Мне случалось видеть, как она проходит мимо кафе или просто открытого окна, и из него вдруг выплывает фраза типа: «Лучше ударь меня, но не уходи», – и замечала при этом, как одной рукой она хватается за спасительную веревку, брошенную ей восемь лет назад на Пятой авеню, а другую, сжатую в кулак, засовывает в карман пальто. Не знаю, как это у нее получалось – добиться равновесия двумя такими разными жестами. Но не она одна этим занималась, и не она одна терпела поражение. Отделить барабаны Пятой авеню от мелодий, вибрирующих ниже пояса всеми своими пиано и крутящихся на каждом граммофоне, было невозможно. Невозможно. Впрочем, бывают и тихие ночи, когда не слышно машин, пьяниц, младенцев, плачем зовущих маму, и Алиса может открывать окна, сколько ее душе угодно, и ничего не слышать.

Удивляясь полной тишине, она ложится опять, но стоит ей перевернуть подушку про хладной стороной вверх и уютненько прижаться к ней щекой, как начинает сама по себе звучать в голове – никто ее не звал – строчка из песенки, невесть где подцепленной. «Был я молоденький, в самом соку, ел, что ни день, барбекю». Слова жадные, беспечные, распущенные, невыносимые, но от них никак не избавиться, ведь за ними барабаны Пятой авеню, держащие их как на ладони.

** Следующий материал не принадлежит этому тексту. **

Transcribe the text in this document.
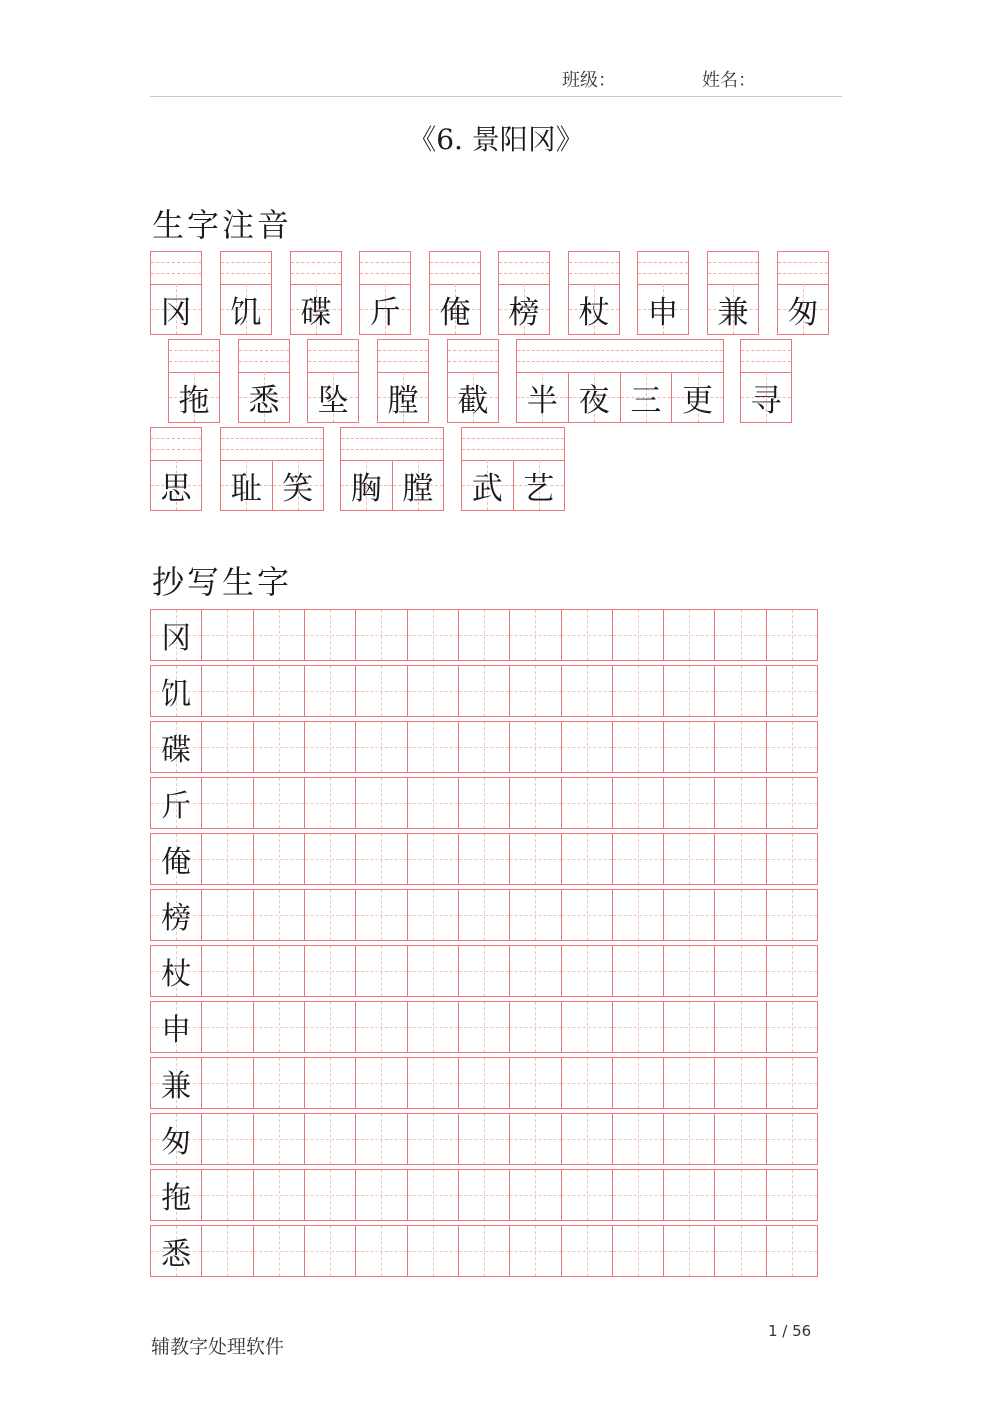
班级：	姓名：
《6. 景阳冈》
生字注音
冈 饥 碟 斤 俺 榜 杖 申 兼 匆
拖 悉 坠 膛 截 半 夜 三 更 寻
思 耻 笑 胸 膛 武 艺
抄写生字
冈
饥
碟
斤
俺
榜
杖
申
兼
匆
拖
悉
辅教字处理软件
1 / 56
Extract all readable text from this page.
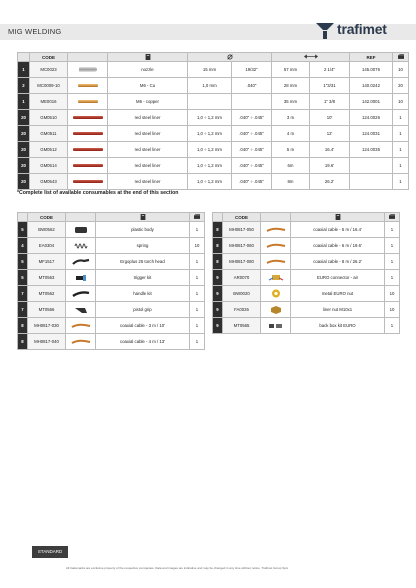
MIG WELDING	trafimet
	CODE							REF	
1	MC0023		nozzle	15 mm	19/32"	57 mm	2 1/4"	145.0076	10
2	MC0009-10		M6 - Cu	1,0 mm	.040"	28 mm	1"3/31	140.0242	20
1	ME0016		M6 - copper			35 mm	1" 3/8	142.0001	10
20	GM0510		red steel liner	1,0 ÷ 1,2 mm	.040" ÷ .045"	3 m	10'	124.0026	1
20	GM0511		red steel liner	1,0 ÷ 1,2 mm	.040" ÷ .045"	4 m	12'	124.0031	1
20	GM0512		red steel liner	1,0 ÷ 1,2 mm	.040" ÷ .045"	5 m	16.4'	124.0035	1
20	GM0514		red steel liner	1,0 ÷ 1,2 mm	.040" ÷ .045"	6m	19.6'		1
20	GM0543		red steel liner	1,0 ÷ 1,2 mm	.040" ÷ .045"	8m	26.2'		1
*Complete list of available consumables at the end of this section
	CODE			
5	BW0562		plastic body	1
4	EA0304		spring	10
5	MF1517		Ergoplus 25 torch head	1
5	MT0563		trigger kit	1
7	MT0562		handle kit	1
7	MT0566		pistol grip	1
8	MH0817-030		coaxial cable - 3 m / 10'	1
8	MH0817-040		coaxial cable - 4 m / 13'	1
	CODE			
8	MH0817-050		coaxial cable - 5 m / 16.4'	1
8	MH0817-060		coaxial cable - 6 m / 19.6'	1
8	MH0817-080		coaxial cable - 8 m / 26.2'	1
9	AR0070		EURO connector - air	1
9	BW0020		metal EURO nut	10
9	FA0026		liner nut M10x1	10
9	MT0565		back box kit EURO	1
STANDARD
All trademarks are exclusive property of the respective companies. Data and images are indicative and may be changed in any time without notice. Trafimet Group SpA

Что касается племянницы… Алиса взялась за ее воспитание летом 1917, и хотя первым воспоминанием девочки после приезда из Сент-Луиса был парад, на который повела ее тетка словно на похоронный марш в память родителей, у Доркас остались иные впечатления. Пока тетка тревожилась о том, как бы скрыть от сердца, что там делается ниже, и как бы сделать так, чтобы всем приказывала голова, Доркас полеживала у себя на шенилевом покрывале и радовалась, что нет такого места на свете, где бы поблизости кто-нибудь не хрустел лакричными леденцами, не тренькал по белым клавишам, не стучал в крепко натянутые шкуры и не дул бы изо всех сил в трубу, а знающая про все на свете женщина пела: «И кто меня удержит а у тебя хороший ключик да замочная скважинка не та принеси-ка этот ключик не подойдет ли он сюда», – или что-нибудь в этом духе.

Устойчивая к суровости теткиного воспитания, Доркас думала, что вот это и есть вся жизнь, та, что ниже пояска на платье. Барабаны на параде были только вступительной частью, первым словом тайного приказа. А вовсе не спасательной веревкой единения, дисциплины и преодоления. Она запомнила их как начало – начало чего-то такого, пока непонятного, что ей следовало завершить.